January 17 2013. Magnificent Frigatebirds must have impressed early sea-goers of all ranks, they’re so masterful soaring in circles along the boundary between land and ocean. Watching them through binoculars I wondered how many lessons in aeronautical design are held in those long-winged proportions, some of mankind’s most frail-looking competitive gliders either did or should owe a lot to the frigatebird.
On our travels today we stopped for lunch at a Pacific beach, Playa Cangrejo. It is perhaps five kilometres long, an arcing bay punctuated at either end by towering rock outcrops. The wind blows so furiously along the shoreline that uncounted years of drifting sand has piled over these terminal-rocks creating massive sandscapes, The sea was furious with white-horses tearing off the wave-tops. In the vernacular of my childhood, white-horses were more rampant dynamic and dangerous than mere whitecaps.

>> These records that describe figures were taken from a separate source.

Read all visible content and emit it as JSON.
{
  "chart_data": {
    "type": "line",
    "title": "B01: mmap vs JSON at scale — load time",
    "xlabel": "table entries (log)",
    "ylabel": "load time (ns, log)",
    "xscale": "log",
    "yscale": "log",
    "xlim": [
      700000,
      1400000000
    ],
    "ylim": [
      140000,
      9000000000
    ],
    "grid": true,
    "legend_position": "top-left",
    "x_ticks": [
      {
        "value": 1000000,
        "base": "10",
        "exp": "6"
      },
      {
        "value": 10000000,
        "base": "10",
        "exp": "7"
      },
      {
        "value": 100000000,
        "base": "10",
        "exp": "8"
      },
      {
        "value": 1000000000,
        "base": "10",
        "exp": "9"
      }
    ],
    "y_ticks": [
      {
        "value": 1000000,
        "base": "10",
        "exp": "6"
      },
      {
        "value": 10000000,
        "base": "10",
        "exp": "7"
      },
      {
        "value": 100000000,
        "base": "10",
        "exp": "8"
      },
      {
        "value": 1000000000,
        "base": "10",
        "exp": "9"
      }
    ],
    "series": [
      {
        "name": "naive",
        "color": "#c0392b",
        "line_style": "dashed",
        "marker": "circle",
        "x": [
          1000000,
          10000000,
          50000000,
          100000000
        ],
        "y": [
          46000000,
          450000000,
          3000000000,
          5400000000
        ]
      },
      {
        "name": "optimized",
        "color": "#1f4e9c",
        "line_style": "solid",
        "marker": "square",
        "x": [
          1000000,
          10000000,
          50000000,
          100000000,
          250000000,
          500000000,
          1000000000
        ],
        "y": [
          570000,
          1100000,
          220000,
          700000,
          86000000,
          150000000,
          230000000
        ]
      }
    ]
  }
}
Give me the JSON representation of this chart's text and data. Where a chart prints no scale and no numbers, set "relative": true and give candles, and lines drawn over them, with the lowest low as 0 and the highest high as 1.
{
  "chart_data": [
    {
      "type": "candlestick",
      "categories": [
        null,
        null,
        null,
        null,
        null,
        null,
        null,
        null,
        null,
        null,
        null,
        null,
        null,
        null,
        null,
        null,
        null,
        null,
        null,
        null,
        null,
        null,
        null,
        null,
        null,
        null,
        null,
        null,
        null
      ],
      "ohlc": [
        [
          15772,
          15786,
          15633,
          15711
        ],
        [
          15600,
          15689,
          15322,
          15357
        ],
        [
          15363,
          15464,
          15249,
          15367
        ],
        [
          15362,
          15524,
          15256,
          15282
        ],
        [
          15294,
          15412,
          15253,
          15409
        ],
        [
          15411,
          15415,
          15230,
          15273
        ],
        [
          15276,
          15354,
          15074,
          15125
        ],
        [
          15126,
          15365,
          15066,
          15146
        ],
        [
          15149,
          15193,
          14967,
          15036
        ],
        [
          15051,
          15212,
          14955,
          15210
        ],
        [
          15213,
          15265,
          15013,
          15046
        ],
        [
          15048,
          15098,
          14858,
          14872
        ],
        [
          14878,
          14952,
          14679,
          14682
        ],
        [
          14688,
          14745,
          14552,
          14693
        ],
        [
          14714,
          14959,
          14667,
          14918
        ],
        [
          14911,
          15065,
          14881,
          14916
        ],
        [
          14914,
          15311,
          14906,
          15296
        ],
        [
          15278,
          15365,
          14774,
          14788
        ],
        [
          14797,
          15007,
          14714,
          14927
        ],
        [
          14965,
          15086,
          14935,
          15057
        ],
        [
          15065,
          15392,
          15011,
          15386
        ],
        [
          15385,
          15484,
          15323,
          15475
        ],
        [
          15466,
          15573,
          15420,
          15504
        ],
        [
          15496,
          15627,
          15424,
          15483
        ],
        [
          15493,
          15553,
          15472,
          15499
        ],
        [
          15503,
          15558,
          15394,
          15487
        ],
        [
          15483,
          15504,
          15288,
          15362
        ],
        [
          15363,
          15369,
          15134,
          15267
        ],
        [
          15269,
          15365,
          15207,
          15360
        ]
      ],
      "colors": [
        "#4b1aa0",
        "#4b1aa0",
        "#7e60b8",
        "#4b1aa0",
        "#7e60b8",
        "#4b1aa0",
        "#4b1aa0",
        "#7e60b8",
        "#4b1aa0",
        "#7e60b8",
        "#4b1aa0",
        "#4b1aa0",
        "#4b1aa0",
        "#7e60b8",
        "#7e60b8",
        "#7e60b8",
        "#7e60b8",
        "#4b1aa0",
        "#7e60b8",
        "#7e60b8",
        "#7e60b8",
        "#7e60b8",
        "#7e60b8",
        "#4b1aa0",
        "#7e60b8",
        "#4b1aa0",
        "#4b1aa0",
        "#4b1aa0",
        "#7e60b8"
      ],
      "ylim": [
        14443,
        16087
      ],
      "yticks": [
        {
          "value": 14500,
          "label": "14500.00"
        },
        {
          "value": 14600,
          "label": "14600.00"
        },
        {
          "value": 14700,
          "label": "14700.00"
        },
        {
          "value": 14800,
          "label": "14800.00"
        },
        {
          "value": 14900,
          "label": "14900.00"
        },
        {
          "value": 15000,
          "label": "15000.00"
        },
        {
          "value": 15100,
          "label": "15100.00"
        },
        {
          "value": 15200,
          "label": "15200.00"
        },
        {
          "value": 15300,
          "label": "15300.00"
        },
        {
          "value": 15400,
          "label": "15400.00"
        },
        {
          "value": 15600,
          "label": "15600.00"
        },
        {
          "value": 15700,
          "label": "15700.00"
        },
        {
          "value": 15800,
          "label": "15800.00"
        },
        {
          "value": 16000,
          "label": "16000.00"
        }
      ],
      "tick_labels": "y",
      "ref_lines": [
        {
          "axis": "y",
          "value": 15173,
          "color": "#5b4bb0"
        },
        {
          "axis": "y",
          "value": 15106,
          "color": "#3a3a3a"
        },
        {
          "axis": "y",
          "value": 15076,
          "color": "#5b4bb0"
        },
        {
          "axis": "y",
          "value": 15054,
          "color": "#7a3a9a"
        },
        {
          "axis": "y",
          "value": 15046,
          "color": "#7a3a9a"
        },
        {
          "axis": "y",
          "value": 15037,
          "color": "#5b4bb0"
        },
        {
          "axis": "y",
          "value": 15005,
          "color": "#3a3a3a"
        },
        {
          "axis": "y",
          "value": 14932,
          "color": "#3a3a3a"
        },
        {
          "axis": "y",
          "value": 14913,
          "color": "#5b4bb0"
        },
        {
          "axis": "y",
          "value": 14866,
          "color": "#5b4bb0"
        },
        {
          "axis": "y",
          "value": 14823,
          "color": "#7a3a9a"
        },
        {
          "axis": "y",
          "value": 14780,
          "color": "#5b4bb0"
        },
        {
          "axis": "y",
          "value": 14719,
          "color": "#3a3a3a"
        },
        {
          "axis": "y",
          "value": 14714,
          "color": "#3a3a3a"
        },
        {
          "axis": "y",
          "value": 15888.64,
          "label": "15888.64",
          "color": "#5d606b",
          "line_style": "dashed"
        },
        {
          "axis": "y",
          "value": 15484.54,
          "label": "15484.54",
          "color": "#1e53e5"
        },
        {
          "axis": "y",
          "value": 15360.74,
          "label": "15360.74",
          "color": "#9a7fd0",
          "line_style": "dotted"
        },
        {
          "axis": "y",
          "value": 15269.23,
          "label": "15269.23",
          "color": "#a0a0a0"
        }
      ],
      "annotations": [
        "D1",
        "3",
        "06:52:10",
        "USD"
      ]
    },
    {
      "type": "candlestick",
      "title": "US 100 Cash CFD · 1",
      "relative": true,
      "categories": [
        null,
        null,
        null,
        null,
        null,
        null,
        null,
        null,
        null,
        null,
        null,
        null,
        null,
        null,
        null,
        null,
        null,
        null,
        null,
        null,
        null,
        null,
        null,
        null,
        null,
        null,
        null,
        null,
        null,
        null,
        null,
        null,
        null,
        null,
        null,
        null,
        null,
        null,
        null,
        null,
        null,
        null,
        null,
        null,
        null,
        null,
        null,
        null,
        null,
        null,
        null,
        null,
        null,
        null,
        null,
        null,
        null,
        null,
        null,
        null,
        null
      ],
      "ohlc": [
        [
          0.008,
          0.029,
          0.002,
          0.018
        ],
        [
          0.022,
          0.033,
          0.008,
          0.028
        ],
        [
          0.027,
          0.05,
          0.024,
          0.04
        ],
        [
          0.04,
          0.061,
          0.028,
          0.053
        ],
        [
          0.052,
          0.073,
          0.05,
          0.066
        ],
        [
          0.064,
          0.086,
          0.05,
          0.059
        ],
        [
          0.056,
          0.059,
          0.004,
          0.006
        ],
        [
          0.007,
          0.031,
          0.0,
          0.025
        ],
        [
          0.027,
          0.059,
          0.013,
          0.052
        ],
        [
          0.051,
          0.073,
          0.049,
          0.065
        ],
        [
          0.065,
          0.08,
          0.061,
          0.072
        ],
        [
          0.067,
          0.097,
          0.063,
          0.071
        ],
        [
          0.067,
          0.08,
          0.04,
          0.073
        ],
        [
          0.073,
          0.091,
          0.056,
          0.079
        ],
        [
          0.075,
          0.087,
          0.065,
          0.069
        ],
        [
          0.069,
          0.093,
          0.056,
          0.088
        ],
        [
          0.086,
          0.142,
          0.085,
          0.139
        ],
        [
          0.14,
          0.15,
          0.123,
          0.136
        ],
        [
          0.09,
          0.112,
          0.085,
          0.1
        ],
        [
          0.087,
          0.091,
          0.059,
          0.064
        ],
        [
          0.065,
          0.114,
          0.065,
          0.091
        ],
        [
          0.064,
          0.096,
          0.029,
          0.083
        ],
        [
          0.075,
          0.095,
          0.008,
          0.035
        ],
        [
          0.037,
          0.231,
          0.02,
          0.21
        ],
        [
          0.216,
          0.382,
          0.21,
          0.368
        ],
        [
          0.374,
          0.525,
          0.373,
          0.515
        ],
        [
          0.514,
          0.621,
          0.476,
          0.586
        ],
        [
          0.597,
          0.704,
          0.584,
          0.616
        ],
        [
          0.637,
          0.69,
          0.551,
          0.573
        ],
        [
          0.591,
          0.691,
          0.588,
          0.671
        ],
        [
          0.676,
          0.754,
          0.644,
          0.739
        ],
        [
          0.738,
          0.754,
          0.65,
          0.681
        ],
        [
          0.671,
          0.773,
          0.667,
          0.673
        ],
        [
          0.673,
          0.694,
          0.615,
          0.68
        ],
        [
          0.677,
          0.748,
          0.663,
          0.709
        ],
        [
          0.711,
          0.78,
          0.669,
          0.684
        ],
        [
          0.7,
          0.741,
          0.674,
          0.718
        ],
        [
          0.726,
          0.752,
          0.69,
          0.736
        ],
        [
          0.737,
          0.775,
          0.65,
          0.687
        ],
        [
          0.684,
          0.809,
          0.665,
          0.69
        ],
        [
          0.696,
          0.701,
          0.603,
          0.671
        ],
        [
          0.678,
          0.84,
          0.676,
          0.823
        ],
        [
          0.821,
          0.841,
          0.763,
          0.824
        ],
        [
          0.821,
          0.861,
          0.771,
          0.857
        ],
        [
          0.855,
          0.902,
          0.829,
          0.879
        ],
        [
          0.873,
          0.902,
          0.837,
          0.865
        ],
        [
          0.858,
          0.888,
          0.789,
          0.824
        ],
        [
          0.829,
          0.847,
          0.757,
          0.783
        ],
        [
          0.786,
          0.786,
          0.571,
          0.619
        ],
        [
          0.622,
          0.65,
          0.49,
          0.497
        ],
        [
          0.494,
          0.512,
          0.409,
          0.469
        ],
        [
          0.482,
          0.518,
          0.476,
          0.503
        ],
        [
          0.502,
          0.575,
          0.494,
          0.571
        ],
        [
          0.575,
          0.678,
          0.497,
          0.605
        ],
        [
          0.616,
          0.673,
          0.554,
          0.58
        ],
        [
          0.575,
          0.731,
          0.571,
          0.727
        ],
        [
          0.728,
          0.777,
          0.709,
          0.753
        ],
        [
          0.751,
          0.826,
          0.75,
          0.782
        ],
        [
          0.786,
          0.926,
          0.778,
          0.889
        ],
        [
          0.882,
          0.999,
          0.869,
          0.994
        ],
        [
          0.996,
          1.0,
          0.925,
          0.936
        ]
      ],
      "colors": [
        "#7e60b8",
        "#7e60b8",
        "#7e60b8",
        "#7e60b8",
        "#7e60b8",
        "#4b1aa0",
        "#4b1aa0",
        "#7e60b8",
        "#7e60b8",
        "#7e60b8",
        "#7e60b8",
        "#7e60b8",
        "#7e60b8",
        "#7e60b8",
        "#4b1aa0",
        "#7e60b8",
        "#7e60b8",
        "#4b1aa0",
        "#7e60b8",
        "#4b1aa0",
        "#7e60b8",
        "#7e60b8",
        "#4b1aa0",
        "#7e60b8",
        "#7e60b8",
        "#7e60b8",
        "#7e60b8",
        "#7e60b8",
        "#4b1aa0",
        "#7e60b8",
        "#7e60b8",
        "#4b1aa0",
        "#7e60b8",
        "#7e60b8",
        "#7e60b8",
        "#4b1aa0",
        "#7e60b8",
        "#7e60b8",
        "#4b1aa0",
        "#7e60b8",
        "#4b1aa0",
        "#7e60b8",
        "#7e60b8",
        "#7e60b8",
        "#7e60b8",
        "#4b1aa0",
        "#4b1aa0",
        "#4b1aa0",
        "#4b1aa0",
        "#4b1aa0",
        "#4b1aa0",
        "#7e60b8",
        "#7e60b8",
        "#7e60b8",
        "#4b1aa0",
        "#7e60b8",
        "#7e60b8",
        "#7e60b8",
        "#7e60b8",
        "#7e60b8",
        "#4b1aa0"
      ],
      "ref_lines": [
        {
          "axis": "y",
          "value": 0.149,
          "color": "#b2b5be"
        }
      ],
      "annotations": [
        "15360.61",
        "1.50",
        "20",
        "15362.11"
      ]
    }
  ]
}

At the shoreline a small group of fishermen was working the close-inshore waters netting fish, usually no more than fingerlings but enough good sized fish to eke out a living. Brown Pelicans and Magnificent Frigatebirds knew a living when they saw it too. They gathered around the fishermen as they hauled the nets in and waited anxiously for whatever was thrown their way. The pelicans stood beside the men while the frigatebirds soared and swooped overhead.
I never tired of trying to capture the classic frigatebird photograph but this one is among the best, showing the mutually workable, if sometimes strained, coexistence of fisherman and birds.